The University of Maryland Academic Achievement Programs has received a $2,355,070 grant from the U.S. Department of Education to fund its counseling and academic services for low-income and first-generation participants. The grant is nearly $80,000 larger than the last award.
“We are thrilled—this grant boost means we’ll be able to help more students with underrepresented backgrounds but high academic potential achieve high academic performance,” said Jerry L. Lewis, executive director of Academic Achievement Programs (AAP).
An average of 6,807 first-generation or low-come students per year attended UMD from 2016 to 2018, according to UMD records. Studies show that academically strong students from low socioeconomic backgrounds were less likely to graduate from college than students of similar or even lower academic ability from high socioeconomic backgrounds. Among other factors, lack of confidence in seeking assistance with courses, lack of proficient computer skills and computer access, and lack of family knowledge and experience with higher education all contribute to the gap.

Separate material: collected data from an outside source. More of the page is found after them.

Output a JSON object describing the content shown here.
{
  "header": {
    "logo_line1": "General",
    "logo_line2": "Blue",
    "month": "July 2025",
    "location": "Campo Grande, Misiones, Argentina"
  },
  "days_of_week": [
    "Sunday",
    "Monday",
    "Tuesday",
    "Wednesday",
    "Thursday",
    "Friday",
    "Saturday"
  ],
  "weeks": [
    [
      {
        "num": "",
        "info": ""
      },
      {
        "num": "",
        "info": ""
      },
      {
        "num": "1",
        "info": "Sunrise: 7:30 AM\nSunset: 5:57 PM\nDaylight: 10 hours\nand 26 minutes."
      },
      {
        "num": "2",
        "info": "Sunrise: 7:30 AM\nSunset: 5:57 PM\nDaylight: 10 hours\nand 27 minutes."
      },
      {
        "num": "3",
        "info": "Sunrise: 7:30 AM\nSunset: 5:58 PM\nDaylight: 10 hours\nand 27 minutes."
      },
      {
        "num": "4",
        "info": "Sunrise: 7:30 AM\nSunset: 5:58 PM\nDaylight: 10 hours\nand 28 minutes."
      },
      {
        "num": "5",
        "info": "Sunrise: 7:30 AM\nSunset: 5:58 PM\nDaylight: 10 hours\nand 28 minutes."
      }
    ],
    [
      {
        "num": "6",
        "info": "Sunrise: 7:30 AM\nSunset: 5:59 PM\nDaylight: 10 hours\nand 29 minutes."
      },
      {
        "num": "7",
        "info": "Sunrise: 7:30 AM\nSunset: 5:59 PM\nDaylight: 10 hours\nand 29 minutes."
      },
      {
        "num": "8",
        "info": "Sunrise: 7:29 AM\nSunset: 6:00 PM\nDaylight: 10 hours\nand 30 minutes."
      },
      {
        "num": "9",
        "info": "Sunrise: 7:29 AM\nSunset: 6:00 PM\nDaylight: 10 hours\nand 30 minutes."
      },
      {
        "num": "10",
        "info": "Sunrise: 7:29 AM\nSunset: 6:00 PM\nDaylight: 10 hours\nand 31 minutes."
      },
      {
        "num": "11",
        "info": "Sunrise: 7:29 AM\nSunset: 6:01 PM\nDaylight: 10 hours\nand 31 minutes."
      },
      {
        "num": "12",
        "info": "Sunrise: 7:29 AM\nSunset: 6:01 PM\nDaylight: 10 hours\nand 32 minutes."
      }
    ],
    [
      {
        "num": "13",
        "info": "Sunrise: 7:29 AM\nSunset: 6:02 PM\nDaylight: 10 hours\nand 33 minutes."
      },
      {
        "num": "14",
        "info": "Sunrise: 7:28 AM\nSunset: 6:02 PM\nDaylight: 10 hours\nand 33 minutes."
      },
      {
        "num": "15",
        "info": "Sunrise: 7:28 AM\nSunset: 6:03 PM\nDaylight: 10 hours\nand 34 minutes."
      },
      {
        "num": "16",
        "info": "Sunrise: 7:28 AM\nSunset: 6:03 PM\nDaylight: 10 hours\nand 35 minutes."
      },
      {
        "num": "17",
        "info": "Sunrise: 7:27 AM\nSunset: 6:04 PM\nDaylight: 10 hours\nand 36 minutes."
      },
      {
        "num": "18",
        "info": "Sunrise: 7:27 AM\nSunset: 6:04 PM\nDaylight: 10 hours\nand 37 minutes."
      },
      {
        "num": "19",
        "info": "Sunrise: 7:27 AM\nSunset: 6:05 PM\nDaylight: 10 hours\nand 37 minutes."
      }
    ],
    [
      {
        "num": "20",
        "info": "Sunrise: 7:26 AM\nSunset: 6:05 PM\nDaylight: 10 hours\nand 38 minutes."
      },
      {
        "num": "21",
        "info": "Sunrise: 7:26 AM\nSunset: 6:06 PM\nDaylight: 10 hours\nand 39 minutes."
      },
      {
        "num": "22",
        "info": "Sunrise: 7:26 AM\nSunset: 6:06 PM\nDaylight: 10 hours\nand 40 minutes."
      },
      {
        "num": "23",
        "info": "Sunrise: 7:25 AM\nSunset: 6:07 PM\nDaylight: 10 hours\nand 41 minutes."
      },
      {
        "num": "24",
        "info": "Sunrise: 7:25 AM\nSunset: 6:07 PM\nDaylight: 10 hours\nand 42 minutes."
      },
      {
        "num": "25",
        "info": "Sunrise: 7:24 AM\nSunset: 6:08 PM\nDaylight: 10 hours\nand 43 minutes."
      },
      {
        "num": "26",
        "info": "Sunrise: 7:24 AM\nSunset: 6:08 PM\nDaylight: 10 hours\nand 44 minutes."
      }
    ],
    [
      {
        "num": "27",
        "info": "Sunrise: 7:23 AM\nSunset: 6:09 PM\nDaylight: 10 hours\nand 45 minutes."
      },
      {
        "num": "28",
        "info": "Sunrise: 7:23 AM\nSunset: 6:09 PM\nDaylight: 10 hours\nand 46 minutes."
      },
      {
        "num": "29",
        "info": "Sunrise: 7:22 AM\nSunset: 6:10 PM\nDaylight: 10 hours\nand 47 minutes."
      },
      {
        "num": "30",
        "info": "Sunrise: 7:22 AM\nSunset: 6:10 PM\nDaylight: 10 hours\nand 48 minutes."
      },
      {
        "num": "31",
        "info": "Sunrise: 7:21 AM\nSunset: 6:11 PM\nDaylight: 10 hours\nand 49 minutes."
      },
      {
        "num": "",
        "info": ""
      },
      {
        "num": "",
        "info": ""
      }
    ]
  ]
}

“In the current funding environment, extra resources are scarce,” said William A. Cohen, associate provost and dean for undergraduate studies. “That’s why this increase means so much. We’re able to help more students reach their full potential and accomplish their life goals.”
The Department of Education grant will fund summer programs to help bridge academic skill deficiencies, advising and counseling services, comprehensive tutorial support and career advising and mentoring, among other services.